Being scared every once in awhile is a normal emotion but I tend to go through each day afraid of everything. Fear is something that lives inside of me constantly. It holds me back from adventure. It steals what little joy I might find in something. It makes me second guess every decision I make. It strangles me. And it has stripped me of my potential.
That has made me nervous. Through the years I have developed severe panic and
anxiety issues which is, in my opinion, a direct result of being fearful. I think I have such fond memories of my year in Washington D.C. because that was the last time in my life that I have ever LIVED LIFE WITHOUT FEAR. I boarded a plane when I was only 17. I left my parents, everything I knew and I went out on my own. I really was full of life. Full of energy. Full of questions, answers and opinions. My heart and mind were open, ready to be filled with insight. To quote Thoreau....I sucked the marrow out of life.

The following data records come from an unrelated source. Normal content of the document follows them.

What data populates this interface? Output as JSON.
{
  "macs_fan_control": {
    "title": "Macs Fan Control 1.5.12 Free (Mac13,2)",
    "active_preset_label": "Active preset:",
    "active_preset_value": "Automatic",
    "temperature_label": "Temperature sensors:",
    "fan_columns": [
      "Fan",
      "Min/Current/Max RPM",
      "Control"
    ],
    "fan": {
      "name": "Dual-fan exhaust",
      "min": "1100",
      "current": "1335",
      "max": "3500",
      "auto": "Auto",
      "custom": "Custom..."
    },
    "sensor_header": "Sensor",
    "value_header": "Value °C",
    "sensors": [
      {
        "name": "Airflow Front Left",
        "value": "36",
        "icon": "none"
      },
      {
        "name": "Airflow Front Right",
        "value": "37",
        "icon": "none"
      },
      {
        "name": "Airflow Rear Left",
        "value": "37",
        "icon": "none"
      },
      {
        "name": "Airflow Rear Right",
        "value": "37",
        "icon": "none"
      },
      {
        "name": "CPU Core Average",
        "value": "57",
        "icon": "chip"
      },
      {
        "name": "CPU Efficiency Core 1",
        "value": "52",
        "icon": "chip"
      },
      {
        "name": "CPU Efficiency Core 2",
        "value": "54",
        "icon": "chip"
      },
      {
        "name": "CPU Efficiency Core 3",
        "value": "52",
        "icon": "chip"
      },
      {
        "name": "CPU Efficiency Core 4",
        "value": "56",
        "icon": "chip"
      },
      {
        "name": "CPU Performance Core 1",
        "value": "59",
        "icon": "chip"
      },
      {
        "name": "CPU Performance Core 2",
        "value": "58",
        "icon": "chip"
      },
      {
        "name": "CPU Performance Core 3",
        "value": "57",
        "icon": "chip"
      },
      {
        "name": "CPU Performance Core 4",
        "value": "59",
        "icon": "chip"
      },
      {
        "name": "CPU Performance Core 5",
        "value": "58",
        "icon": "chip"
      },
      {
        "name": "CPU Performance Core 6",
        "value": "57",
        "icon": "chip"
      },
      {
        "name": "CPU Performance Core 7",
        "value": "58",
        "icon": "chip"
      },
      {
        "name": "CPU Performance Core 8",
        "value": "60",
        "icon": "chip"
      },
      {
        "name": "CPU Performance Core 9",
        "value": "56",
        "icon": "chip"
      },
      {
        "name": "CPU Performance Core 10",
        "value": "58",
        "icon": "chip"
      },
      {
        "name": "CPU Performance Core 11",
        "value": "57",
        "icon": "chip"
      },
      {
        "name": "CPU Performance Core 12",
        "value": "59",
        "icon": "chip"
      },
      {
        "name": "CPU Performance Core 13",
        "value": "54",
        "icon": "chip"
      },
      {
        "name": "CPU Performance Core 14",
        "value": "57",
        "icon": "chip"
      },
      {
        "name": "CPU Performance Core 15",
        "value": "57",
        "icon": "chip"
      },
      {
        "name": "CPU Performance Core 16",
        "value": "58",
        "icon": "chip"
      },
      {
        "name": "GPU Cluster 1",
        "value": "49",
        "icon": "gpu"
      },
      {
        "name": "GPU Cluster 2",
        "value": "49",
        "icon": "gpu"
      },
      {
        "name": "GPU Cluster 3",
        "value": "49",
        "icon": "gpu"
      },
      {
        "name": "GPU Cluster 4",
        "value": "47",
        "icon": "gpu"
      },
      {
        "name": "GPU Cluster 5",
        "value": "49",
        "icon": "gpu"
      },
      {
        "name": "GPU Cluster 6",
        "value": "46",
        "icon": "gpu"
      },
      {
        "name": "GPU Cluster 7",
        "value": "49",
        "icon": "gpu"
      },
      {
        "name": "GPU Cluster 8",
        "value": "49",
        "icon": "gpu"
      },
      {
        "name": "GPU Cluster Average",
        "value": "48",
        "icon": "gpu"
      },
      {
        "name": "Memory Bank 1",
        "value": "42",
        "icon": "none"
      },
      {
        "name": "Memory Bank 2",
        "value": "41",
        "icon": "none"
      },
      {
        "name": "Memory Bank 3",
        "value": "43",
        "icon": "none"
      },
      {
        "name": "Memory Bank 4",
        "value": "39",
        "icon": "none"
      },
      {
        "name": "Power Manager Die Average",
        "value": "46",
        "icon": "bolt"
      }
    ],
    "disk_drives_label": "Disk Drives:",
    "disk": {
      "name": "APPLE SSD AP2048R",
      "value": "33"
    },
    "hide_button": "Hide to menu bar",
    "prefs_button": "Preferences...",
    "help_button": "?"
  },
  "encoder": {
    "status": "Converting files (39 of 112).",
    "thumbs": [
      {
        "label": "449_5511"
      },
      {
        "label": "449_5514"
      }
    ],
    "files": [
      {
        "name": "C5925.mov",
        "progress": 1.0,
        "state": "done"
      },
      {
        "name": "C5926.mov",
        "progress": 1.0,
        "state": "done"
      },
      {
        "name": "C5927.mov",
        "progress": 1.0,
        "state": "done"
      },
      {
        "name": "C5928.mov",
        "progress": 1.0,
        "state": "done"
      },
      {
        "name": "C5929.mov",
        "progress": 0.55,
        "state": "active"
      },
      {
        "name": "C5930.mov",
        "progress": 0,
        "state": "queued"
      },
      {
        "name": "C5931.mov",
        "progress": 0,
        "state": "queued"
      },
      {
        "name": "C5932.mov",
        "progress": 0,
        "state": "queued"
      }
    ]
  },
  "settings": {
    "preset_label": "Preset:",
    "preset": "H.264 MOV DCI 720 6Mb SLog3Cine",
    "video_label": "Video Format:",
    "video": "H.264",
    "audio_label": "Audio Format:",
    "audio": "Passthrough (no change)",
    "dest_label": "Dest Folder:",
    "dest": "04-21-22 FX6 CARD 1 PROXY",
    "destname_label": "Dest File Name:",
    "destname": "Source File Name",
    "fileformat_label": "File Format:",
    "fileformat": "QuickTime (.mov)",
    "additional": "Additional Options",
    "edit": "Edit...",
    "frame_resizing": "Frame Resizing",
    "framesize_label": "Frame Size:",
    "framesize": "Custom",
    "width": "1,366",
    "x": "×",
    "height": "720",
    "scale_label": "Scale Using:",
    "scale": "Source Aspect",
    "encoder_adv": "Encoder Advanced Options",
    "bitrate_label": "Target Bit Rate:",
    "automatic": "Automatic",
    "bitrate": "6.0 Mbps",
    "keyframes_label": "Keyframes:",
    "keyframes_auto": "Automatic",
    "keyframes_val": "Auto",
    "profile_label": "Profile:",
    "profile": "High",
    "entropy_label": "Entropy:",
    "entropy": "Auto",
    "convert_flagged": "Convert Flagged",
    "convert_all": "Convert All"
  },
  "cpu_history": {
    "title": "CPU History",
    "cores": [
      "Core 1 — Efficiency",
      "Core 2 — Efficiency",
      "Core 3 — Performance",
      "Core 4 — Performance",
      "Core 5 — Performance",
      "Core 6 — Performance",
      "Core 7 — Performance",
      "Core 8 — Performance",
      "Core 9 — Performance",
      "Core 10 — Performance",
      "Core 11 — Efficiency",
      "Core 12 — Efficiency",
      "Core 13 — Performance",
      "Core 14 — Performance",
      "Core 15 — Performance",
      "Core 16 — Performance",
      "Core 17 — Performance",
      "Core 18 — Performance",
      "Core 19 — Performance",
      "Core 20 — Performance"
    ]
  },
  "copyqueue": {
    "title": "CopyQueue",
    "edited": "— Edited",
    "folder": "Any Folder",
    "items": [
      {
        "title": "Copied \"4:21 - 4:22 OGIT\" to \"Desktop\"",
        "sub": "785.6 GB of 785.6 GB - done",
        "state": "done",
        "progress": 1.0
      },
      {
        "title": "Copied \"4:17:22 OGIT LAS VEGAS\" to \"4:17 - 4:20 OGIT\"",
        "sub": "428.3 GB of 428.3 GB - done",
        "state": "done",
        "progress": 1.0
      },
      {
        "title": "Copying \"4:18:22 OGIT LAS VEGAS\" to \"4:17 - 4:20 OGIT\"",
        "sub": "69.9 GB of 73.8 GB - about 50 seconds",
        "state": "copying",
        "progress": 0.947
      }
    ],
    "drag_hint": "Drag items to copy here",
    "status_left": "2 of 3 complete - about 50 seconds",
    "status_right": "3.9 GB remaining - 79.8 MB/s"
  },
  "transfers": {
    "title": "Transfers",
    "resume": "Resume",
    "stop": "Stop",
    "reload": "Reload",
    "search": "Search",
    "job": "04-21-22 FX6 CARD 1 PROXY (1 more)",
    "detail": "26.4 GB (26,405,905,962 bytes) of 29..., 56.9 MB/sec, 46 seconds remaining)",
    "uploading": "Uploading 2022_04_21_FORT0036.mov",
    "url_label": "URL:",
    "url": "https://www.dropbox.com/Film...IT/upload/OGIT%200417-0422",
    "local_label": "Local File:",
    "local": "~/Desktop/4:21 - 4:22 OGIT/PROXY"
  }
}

And finally, who could look, REALLY look at this picture and not find it haunting, sensual, almost erotic? The movie does a good job at creating a very sexually intense scene as Master Vermeer pierces her virgin ears so she can wear his wife's pearls. He tells her to lick her lips. She sucks her bottom lip into her mouth and wets it. He tells her to do it again. She does. He tells her to do it one more time. She does. And then she looks at him with her "fuck me" eyes. The only thing he can do is grasp his brush and make love to his canvas. Stroking her, vicariously, in desperation. Is there a part of me that is sensual and erotic? Of course. Is there a part of me who has not wanted to do something naughty and/or forbidden? Of course. We are all human and I am sure anyone who lives and breathes has thought about and possibly acted on things that are better left unsaid. Of course we know how the movie ends. But we'll never know how things TRULY ended for Vermeer and his young doe-eyed muse. And when it all boils down to the raw, inbridled emotions we all feel...who would NOT like to be somebody's doe-eyed muse?